Friday, July 19, 2013


Building upon the success and experience in laying Oakridge, I tackled the first major piece of the Eugene complex.  I had to add another eight foot panel to the benchwork to accommodate the RR-East ends of the depot tracks and the classification yard.  This area becomes a prime choke point where the depot and class yards close up but then the tracks enter (eventually) the Eugene arrival/departure yard and engine facility. 

Benchwork went quickly.  I moved on to laying out the track lines (lots of parallel pencil lines for twelve tracks with various spacings) and then laying out switches to join up all those tracks.  Learning from my experience at Oakridge, I chose to permanently lay the RR-West yard throat and ladders, followed by the mainline through the Eugene depot area, and then the RR-East yard ladders and throat.  Finally, I joined up the rest of the body tracks, fitting and permanently fixing two at a time.  By fixing the switch ladders early in the process, I had hard ends to work against while fitting the body tracks.  This went very smoothly.

RR-West end of Eugene.  The mainline and “WP” Siding are on the left, followed by a pair of “City Yard” tracks and then the seven plus run-around classification yard tracks on the left.

An immediate challenge was sorting through the industries to be served in the depot area.  I pulled out structure kits purchased long ago for this area.  Several will make it onto the layout, albeit modified for narrow depth, added length or other purposes.  I’ll try to avoid leaving anything totally “stock.”  A Walthers “Front Street Warehouse”  was tried for a spot near the depot, but will not make the cut.  Its size was ok, but the architectural style was too old for Eugene.  My Eugene is largely a fiction (A common belief of OSU Beavers like me!  <Grin>), but I still need to capture the “look and feel” of a major Willamette Valley city.  Most structures need to date from the 20th Century, but that warehouse was distinctly earlier.  A couple of the spurs will be left loose (not permanently applied to the roadbed) until I design and build the structures to be served by those spurs. 

Eugene Depot area and city industry spurs.  The “Front Street Warehouse” in the middle of the photo, to the right of the depot platform, will not be used.  It is too tall and too early an architectural style.

RR-East Eugene depot and classification yard.  The throat area in the immediate foreground is atop the new benchwork panel.  Loose switches on the left will be served by an industry siding.

The RR-East throat includes two mainline tracks for entering the (eventual) staging loop tracks.  The right hand track of the three laid is the RR-East switch lead. 

RR-East Eugene depot and classification yard with track labels.

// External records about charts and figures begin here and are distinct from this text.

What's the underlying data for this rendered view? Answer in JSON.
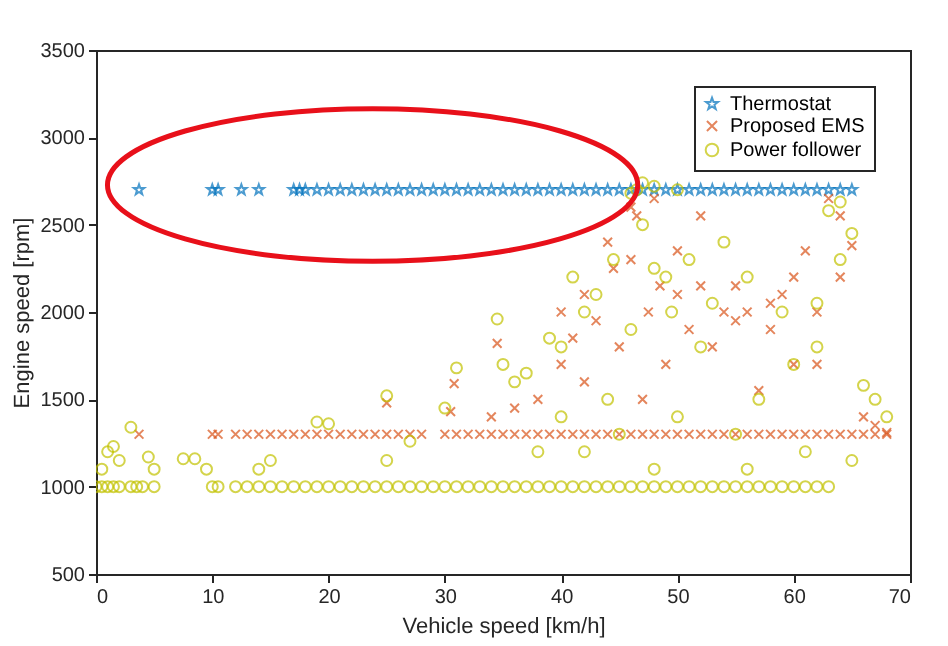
{
  "chart_data": {
    "type": "scatter",
    "xlabel": "Vehicle speed [km/h]",
    "ylabel": "Engine speed [rpm]",
    "xlim": [
      0,
      70
    ],
    "ylim": [
      500,
      3500
    ],
    "xticks": [
      0,
      10,
      20,
      30,
      40,
      50,
      60,
      70
    ],
    "yticks": [
      500,
      1000,
      1500,
      2000,
      2500,
      3000,
      3500
    ],
    "grid": false,
    "legend": "top right",
    "series": [
      {
        "name": "Thermostat",
        "color": "#0072bd",
        "marker": "star",
        "x": [
          3.7,
          10,
          10.5,
          12.5,
          14,
          17,
          17.5,
          18,
          19,
          20,
          21,
          22,
          23,
          24,
          25,
          26,
          27,
          28,
          29,
          30,
          31,
          32,
          33,
          34,
          35,
          36,
          37,
          38,
          39,
          40,
          41,
          42,
          43,
          44,
          45,
          46,
          47,
          48,
          49,
          50,
          51,
          52,
          53,
          54,
          55,
          56,
          57,
          58,
          59,
          60,
          61,
          62,
          63,
          64,
          65
        ],
        "values": [
          2700,
          2700,
          2700,
          2700,
          2700,
          2700,
          2700,
          2700,
          2700,
          2700,
          2700,
          2700,
          2700,
          2700,
          2700,
          2700,
          2700,
          2700,
          2700,
          2700,
          2700,
          2700,
          2700,
          2700,
          2700,
          2700,
          2700,
          2700,
          2700,
          2700,
          2700,
          2700,
          2700,
          2700,
          2700,
          2700,
          2700,
          2700,
          2700,
          2700,
          2700,
          2700,
          2700,
          2700,
          2700,
          2700,
          2700,
          2700,
          2700,
          2700,
          2700,
          2700,
          2700,
          2700,
          2700
        ]
      },
      {
        "name": "Proposed EMS",
        "color": "#d95319",
        "marker": "cross",
        "x": [
          3.7,
          10,
          10.5,
          12,
          13,
          14,
          15,
          16,
          17,
          18,
          19,
          20,
          21,
          22,
          23,
          24,
          25,
          26,
          27,
          28,
          30,
          31,
          32,
          33,
          34,
          35,
          36,
          37,
          38,
          39,
          40,
          41,
          42,
          43,
          44,
          45,
          46,
          47,
          48,
          49,
          50,
          51,
          52,
          53,
          54,
          55,
          56,
          57,
          58,
          59,
          60,
          61,
          62,
          63,
          64,
          65,
          66,
          67,
          68,
          25,
          30.5,
          30.8,
          34.5,
          34,
          36,
          38,
          40,
          40,
          41,
          42,
          42,
          43,
          44,
          44.5,
          45,
          46,
          46,
          46.5,
          47,
          47.5,
          48,
          48.5,
          49,
          50,
          50,
          51,
          52,
          52,
          53,
          54,
          55,
          55,
          56,
          57,
          58,
          58,
          59,
          60,
          60,
          61,
          62,
          62,
          63,
          64,
          65,
          66,
          67,
          68,
          64
        ],
        "values": [
          1300,
          1300,
          1300,
          1300,
          1300,
          1300,
          1300,
          1300,
          1300,
          1300,
          1300,
          1300,
          1300,
          1300,
          1300,
          1300,
          1300,
          1300,
          1300,
          1300,
          1300,
          1300,
          1300,
          1300,
          1300,
          1300,
          1300,
          1300,
          1300,
          1300,
          1300,
          1300,
          1300,
          1300,
          1300,
          1300,
          1300,
          1300,
          1300,
          1300,
          1300,
          1300,
          1300,
          1300,
          1300,
          1300,
          1300,
          1300,
          1300,
          1300,
          1300,
          1300,
          1300,
          1300,
          1300,
          1300,
          1300,
          1300,
          1300,
          1480,
          1430,
          1590,
          1820,
          1400,
          1450,
          1500,
          2000,
          1700,
          1850,
          1600,
          2100,
          1950,
          2400,
          2250,
          1800,
          2600,
          2300,
          2550,
          1500,
          2000,
          2650,
          2150,
          1700,
          2100,
          2350,
          1900,
          2550,
          2150,
          1800,
          2000,
          1950,
          2150,
          2000,
          1550,
          1900,
          2050,
          2100,
          2200,
          1700,
          2350,
          2000,
          1700,
          2650,
          2200,
          2380,
          1400,
          1350,
          1310,
          2550
        ]
      },
      {
        "name": "Power follower",
        "color": "#c2c200",
        "marker": "circle",
        "x": [
          0,
          0.5,
          1,
          1.5,
          2,
          3,
          3.5,
          4,
          5,
          10,
          10.5,
          12,
          13,
          14,
          15,
          16,
          17,
          18,
          19,
          20,
          21,
          22,
          23,
          24,
          25,
          26,
          27,
          28,
          29,
          30,
          31,
          32,
          33,
          34,
          35,
          36,
          37,
          38,
          39,
          40,
          41,
          42,
          43,
          44,
          45,
          46,
          47,
          48,
          49,
          50,
          51,
          52,
          53,
          54,
          55,
          56,
          57,
          58,
          59,
          60,
          61,
          62,
          63,
          0.5,
          1,
          1.5,
          3,
          2,
          4.5,
          5,
          7.5,
          8.5,
          9.5,
          14,
          15,
          19,
          20,
          25,
          25,
          27,
          30,
          31,
          34.5,
          35,
          36,
          37,
          38,
          39,
          40,
          40,
          41,
          42,
          42,
          43,
          44,
          44.5,
          45,
          46,
          46.5,
          47,
          48,
          48,
          49,
          49.5,
          50,
          50,
          51,
          52,
          53,
          54,
          55,
          56,
          56,
          57,
          59,
          60,
          61,
          62,
          62,
          63,
          64,
          65,
          65,
          66,
          67,
          68,
          64,
          47,
          48,
          46
        ],
        "values": [
          1000,
          1000,
          1000,
          1000,
          1000,
          1000,
          1000,
          1000,
          1000,
          1000,
          1000,
          1000,
          1000,
          1000,
          1000,
          1000,
          1000,
          1000,
          1000,
          1000,
          1000,
          1000,
          1000,
          1000,
          1000,
          1000,
          1000,
          1000,
          1000,
          1000,
          1000,
          1000,
          1000,
          1000,
          1000,
          1000,
          1000,
          1000,
          1000,
          1000,
          1000,
          1000,
          1000,
          1000,
          1000,
          1000,
          1000,
          1000,
          1000,
          1000,
          1000,
          1000,
          1000,
          1000,
          1000,
          1000,
          1000,
          1000,
          1000,
          1000,
          1000,
          1000,
          1000,
          1100,
          1200,
          1230,
          1340,
          1150,
          1170,
          1100,
          1160,
          1160,
          1100,
          1100,
          1150,
          1370,
          1360,
          1520,
          1150,
          1260,
          1450,
          1680,
          1960,
          1700,
          1600,
          1650,
          1200,
          1850,
          1800,
          1400,
          2200,
          2000,
          1200,
          2100,
          1500,
          2300,
          1300,
          1900,
          2700,
          2500,
          2250,
          1100,
          2200,
          2000,
          2700,
          1400,
          2300,
          1800,
          2050,
          2400,
          1300,
          2200,
          1100,
          1500,
          2000,
          1700,
          1200,
          1800,
          2050,
          2580,
          2300,
          2450,
          1150,
          1580,
          1500,
          1400,
          2630,
          2740,
          2720,
          2680
        ]
      }
    ]
  }
}
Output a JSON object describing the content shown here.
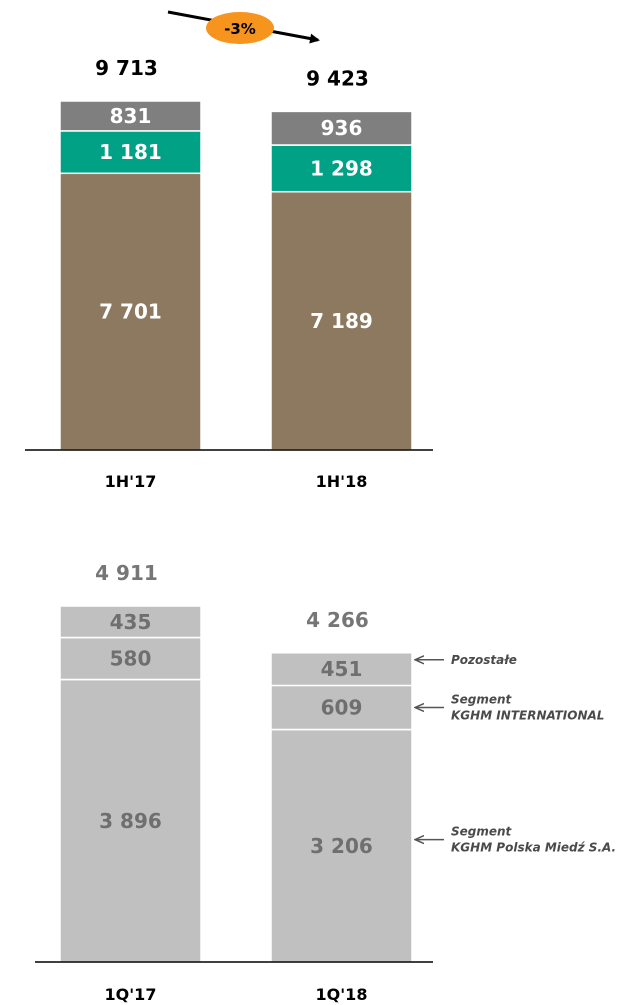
{
  "colors": {
    "kghm_polska_miedz": "#8c7960",
    "kghm_international": "#00a185",
    "pozostale": "#7f7f7f",
    "quarter_bars": "#c0c0c0",
    "badge": "#f7941d",
    "axis": "#000000"
  },
  "badge": {
    "text": "-3%"
  },
  "chart_data": [
    {
      "type": "bar",
      "stacked": true,
      "categories": [
        "1H'17",
        "1H'18"
      ],
      "totals": [
        "9 713",
        "9 423"
      ],
      "totals_values": [
        9713,
        9423
      ],
      "series": [
        {
          "name": "Segment KGHM Polska Miedź S.A.",
          "values": [
            7701,
            7189
          ],
          "labels": [
            "7 701",
            "7 189"
          ]
        },
        {
          "name": "Segment KGHM INTERNATIONAL",
          "values": [
            1181,
            1298
          ],
          "labels": [
            "1 181",
            "1 298"
          ]
        },
        {
          "name": "Pozostałe",
          "values": [
            831,
            936
          ],
          "labels": [
            "831",
            "936"
          ]
        }
      ],
      "annotation": "-3%"
    },
    {
      "type": "bar",
      "stacked": true,
      "categories": [
        "1Q'17",
        "1Q'18"
      ],
      "totals": [
        "4 911",
        "4 266"
      ],
      "totals_values": [
        4911,
        4266
      ],
      "series": [
        {
          "name": "Segment KGHM Polska Miedź S.A.",
          "values": [
            3896,
            3206
          ],
          "labels": [
            "3 896",
            "3 206"
          ]
        },
        {
          "name": "Segment KGHM INTERNATIONAL",
          "values": [
            580,
            609
          ],
          "labels": [
            "580",
            "609"
          ]
        },
        {
          "name": "Pozostałe",
          "values": [
            435,
            451
          ],
          "labels": [
            "435",
            "451"
          ]
        }
      ]
    }
  ],
  "legend": [
    {
      "lines": [
        "Pozostałe"
      ]
    },
    {
      "lines": [
        "Segment",
        "KGHM INTERNATIONAL"
      ]
    },
    {
      "lines": [
        "Segment",
        "KGHM Polska Miedź S.A."
      ]
    }
  ]
}
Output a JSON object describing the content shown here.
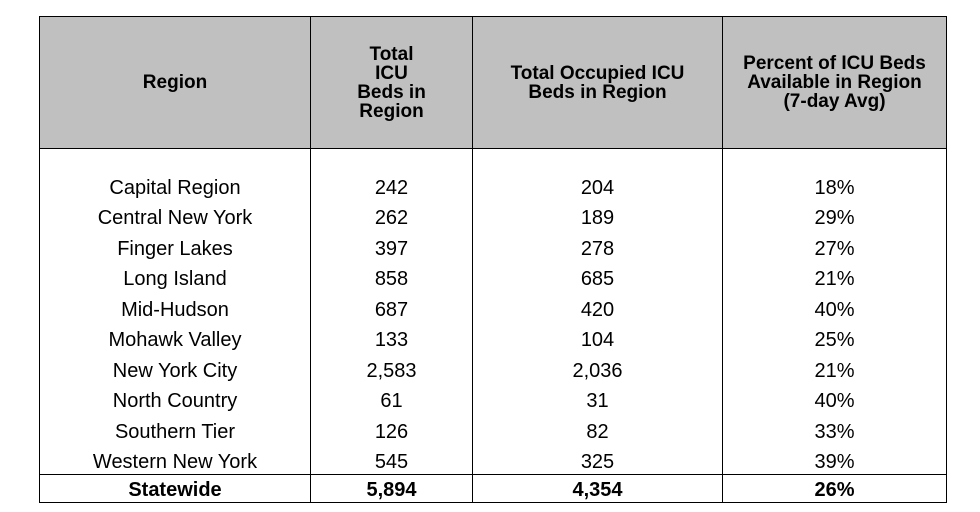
{
  "table": {
    "headers": [
      "Region",
      "Total ICU Beds in Region",
      "Total Occupied ICU Beds in Region",
      "Percent of ICU Beds Available in Region (7-day Avg)"
    ],
    "rows": [
      [
        "Capital Region",
        "242",
        "204",
        "18%"
      ],
      [
        "Central New York",
        "262",
        "189",
        "29%"
      ],
      [
        "Finger Lakes",
        "397",
        "278",
        "27%"
      ],
      [
        "Long Island",
        "858",
        "685",
        "21%"
      ],
      [
        "Mid-Hudson",
        "687",
        "420",
        "40%"
      ],
      [
        "Mohawk Valley",
        "133",
        "104",
        "25%"
      ],
      [
        "New York City",
        "2,583",
        "2,036",
        "21%"
      ],
      [
        "North Country",
        "61",
        "31",
        "40%"
      ],
      [
        "Southern Tier",
        "126",
        "82",
        "33%"
      ],
      [
        "Western New York",
        "545",
        "325",
        "39%"
      ]
    ],
    "total": [
      "Statewide",
      "5,894",
      "4,354",
      "26%"
    ]
  }
}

The photo above shows labels for the tracks in the Eugene Depot and Classification Yard.  Left to right, are the spurs for the SP freight house, the “WP” siding (closest to the depot), the mainline, and a pair of tracks for the Eugene “City” yard.  This latter pair has a crossover midway to help the “City Switcher” do its work.  These tracks may also serve as freight sidings awaiting entry into the Arrival/Departure Yard.  The switch lead serves seven body tracks in the classification yard and an eighth  track on the right serves as a run-around (run-through) for access to the RR-West end. 

Twelve tracks deep in the depot area make for a very long reach for uncoupling operations.  Fortunately, most of that action needs to be done by the “City Switcher” (one crew job) with a slight additional bit of work for the Klamath mail train in eras when it ran.  I suspect I’ll need a dedicated footstool for the City Switcher.  Meanwhile, I installed hatches for a dozen uncoupling magnets, most of which are located under the deeper tracks.

I installed 44 switches in this part of the Eugene complex.  That puts me past the halfway point on total switch installations for the complete layout.  The next several weeks will involve installing switch machines and wiring all of this.  I also need to complete the bridges over the Willamette River to connect to Springfield.  With that, the “Valley Core” of the railroad will be complete and I can start operations testing. 

The end of July marks one year of construction.  I am happy to report I met my predicted project timeline—about a year to reach this stage.  This bodes well for a complete railroad ready for the NMRA National Convention in Portland in 2015.  This blog achieved another milestone this past week with the 10,000th page view.  Wow!